Black Mirror salta del televisor a la realidad: Cannes presenta experiencia inmersiva con inteligencia artificial

In Internacional
mayo 21, 2026

El avance tecnológico ha rebasado la ficción y se ha instalado en la vida cotidiana, un fenómeno que exige reflexión social y atención colectiva. Este año, en el marco del Festival de Cannes, se presentó “The Black Mirror Experience”, una obra de realidad virtual que invita a los participantes a cuestionar el impacto social, psicológico y ético de la inteligencia artificial, en línea con las preocupaciones históricas sobre el poder desmedido de las corporaciones y el desarrollo tecnológico sin regulación democrática.

La propuesta surge de la colaboración entre la multinacional francesa Banijay y el estudio barcelonés Univrse. Ambos unen experiencia y recursos para crear un entorno inmersivo donde el espectador, equipado con un casco de realidad virtual, interactúa con un asistente personal de inteligencia artificial llamado LifeAgent. Esta inteligencia artificial, diseñada para asistir en tareas cotidianas, se configura a partir de una “cartografía del cerebro” que recoge las preferencias y características del usuario. Así, cada participante ve reflejada una versión digitalizada de sí mismo, una situación que, lejos de ser mera diversión, plantea preguntas sobre la privacidad, la autonomía y el control en la era digital.

La experiencia no se limita a la asistencia tecnológica; incluye recorridos por escenarios simbólicos, como un concierto de música o una sesión de psicoanálisis con Sigmund Freud. Estos elementos, además de entretener, buscan poner sobre la mesa los dilemas éticos y sociales que la automatización y la inteligencia artificial pueden acarrear: desde la pérdida de privacidad hasta la manipulación emocional, pasando por la consolidación de desigualdades derivadas del acceso desigual a la tecnología.

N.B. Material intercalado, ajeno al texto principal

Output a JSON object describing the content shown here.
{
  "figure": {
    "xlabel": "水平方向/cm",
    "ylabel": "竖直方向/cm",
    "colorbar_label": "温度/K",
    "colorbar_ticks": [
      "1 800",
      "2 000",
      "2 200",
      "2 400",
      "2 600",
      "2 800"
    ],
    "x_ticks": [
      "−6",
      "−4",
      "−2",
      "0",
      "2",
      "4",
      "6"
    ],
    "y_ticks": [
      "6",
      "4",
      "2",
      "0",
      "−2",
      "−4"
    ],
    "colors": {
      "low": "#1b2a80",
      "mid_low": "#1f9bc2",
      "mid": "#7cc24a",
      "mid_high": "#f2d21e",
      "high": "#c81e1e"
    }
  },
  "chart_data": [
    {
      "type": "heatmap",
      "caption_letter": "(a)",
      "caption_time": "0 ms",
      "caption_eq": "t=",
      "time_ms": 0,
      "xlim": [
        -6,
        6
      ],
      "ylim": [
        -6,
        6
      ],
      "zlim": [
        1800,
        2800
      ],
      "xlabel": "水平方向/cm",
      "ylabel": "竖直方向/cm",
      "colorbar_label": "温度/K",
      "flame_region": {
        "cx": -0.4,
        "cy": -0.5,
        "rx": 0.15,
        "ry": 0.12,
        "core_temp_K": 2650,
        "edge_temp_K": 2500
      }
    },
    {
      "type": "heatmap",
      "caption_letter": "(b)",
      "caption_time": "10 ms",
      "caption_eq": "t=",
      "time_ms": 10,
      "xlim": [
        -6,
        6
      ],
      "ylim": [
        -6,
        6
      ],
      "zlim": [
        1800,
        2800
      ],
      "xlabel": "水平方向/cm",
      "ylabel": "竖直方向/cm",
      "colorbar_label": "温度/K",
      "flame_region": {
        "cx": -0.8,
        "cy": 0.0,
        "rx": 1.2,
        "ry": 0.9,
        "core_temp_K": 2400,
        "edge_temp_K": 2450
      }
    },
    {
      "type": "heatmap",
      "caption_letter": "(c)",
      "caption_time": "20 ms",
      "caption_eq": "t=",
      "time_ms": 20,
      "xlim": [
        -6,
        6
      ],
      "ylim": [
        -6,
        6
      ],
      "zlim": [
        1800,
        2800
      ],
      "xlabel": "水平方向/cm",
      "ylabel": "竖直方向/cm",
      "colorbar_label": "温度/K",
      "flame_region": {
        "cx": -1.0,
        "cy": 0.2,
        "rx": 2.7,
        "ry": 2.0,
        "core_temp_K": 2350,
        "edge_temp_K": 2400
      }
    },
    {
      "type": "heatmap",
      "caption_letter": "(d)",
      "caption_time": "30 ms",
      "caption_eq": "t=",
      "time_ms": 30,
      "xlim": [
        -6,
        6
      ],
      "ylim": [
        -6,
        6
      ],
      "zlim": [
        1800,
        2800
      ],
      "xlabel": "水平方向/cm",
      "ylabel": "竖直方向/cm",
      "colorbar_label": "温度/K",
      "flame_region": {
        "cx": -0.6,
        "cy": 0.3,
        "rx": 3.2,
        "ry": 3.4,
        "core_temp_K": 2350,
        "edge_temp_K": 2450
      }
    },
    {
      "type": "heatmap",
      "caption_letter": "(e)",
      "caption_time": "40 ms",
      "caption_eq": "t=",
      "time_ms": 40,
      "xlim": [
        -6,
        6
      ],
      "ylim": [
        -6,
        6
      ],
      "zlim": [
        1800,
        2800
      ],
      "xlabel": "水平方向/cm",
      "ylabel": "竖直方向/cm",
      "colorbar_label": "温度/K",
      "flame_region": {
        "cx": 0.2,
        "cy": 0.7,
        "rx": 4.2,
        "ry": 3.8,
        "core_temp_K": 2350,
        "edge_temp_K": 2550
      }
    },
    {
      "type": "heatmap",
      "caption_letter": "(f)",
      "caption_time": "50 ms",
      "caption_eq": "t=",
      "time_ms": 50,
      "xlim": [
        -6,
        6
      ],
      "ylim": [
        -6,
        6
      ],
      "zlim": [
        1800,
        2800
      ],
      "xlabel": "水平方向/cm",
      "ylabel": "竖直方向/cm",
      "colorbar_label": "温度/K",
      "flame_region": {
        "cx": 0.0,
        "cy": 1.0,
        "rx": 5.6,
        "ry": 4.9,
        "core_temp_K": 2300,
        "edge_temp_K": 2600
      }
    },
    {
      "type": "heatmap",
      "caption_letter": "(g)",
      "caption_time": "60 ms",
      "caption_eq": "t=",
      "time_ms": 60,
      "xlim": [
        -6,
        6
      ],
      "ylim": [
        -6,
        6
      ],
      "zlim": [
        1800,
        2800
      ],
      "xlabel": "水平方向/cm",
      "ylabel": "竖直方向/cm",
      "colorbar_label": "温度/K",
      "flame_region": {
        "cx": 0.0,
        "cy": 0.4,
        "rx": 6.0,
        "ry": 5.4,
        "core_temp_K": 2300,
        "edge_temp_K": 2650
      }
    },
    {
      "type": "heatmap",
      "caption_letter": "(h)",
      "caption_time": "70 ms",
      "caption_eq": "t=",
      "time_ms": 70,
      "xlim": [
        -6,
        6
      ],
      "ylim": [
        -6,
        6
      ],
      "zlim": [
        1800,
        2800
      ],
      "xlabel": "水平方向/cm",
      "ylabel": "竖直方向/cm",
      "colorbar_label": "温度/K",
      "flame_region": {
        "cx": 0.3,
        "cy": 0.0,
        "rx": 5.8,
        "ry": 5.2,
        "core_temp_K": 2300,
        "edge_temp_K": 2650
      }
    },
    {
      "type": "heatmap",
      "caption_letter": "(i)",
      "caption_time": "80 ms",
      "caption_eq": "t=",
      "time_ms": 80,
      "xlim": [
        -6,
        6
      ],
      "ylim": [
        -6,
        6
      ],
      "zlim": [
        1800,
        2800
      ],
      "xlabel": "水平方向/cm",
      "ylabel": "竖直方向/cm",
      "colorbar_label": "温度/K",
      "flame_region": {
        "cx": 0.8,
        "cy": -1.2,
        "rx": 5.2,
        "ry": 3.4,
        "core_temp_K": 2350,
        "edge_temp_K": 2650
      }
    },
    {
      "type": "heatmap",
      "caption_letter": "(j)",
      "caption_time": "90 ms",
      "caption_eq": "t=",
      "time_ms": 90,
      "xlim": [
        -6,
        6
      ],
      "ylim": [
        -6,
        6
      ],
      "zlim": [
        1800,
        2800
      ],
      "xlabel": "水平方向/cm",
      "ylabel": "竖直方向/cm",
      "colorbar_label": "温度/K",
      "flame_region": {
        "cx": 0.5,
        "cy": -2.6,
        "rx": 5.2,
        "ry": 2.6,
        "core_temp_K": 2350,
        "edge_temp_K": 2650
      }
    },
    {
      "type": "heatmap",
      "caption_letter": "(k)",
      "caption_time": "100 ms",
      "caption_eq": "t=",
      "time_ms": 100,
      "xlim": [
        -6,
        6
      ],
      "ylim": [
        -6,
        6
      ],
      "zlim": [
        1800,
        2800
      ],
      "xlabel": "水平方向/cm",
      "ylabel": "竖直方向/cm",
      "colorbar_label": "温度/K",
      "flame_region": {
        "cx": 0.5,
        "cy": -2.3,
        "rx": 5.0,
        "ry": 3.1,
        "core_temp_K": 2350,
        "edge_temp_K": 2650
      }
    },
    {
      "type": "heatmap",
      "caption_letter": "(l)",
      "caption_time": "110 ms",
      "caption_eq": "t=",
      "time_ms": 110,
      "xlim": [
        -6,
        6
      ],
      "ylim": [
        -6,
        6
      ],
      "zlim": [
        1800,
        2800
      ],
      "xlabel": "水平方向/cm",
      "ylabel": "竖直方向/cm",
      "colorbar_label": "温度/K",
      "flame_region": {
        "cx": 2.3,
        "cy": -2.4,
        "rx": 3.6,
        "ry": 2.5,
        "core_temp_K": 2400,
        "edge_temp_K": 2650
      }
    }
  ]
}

El proyecto fue desarrollado en diálogo directo con Charlie Brooker, creador de la serie “Black Mirror”, quien aportó su perspectiva crítica sobre los riesgos inherentes al avance tecnológico sin supervisión social ni control democrático. Los productores han subrayado que el objetivo va más allá del entretenimiento: “Queríamos que la gente reflexionara sobre el impacto real que la tecnología tiene en nuestras vidas, sobre todo cuando está en manos de grandes corporaciones y no responde a los intereses colectivos”, explicó Kristof Bardos, productor de Univrse.

La obra, de una hora de duración, incorpora elementos lúdicos propios de los videojuegos, pero siempre con la intención de suscitar debate y conciencia. En palabras de Bardos, “se trata de que el público sienta que vive un episodio de ‘Black Mirror’, y que esa experiencia le lleve a pensar en la importancia de regular la tecnología para garantizar los derechos y la dignidad de todas las personas”.

Tras su paso por Cannes, “The Black Mirror Experience” continuará su recorrido en Montreal y Madrid, como parte de la sección competitiva de experiencias inmersivas del festival, que este año ha puesto especial atención en aquellas obras que cuestionan los modelos sociales y económicos que perpetúan la desigualdad.

Como medio comprometido con la justicia social, la igualdad y los derechos colectivos, consideramos imprescindible que estos debates se mantengan en el centro de la agenda pública. El desarrollo tecnológico no debe estar guiado por los intereses del capital y las grandes plataformas tecnológicas, sino por el bienestar de la mayoría, la protección de los derechos y la equidad social. Solo así la innovación podrá estar al servicio de la humanidad y no convertirse en una herramienta más de exclusión y control.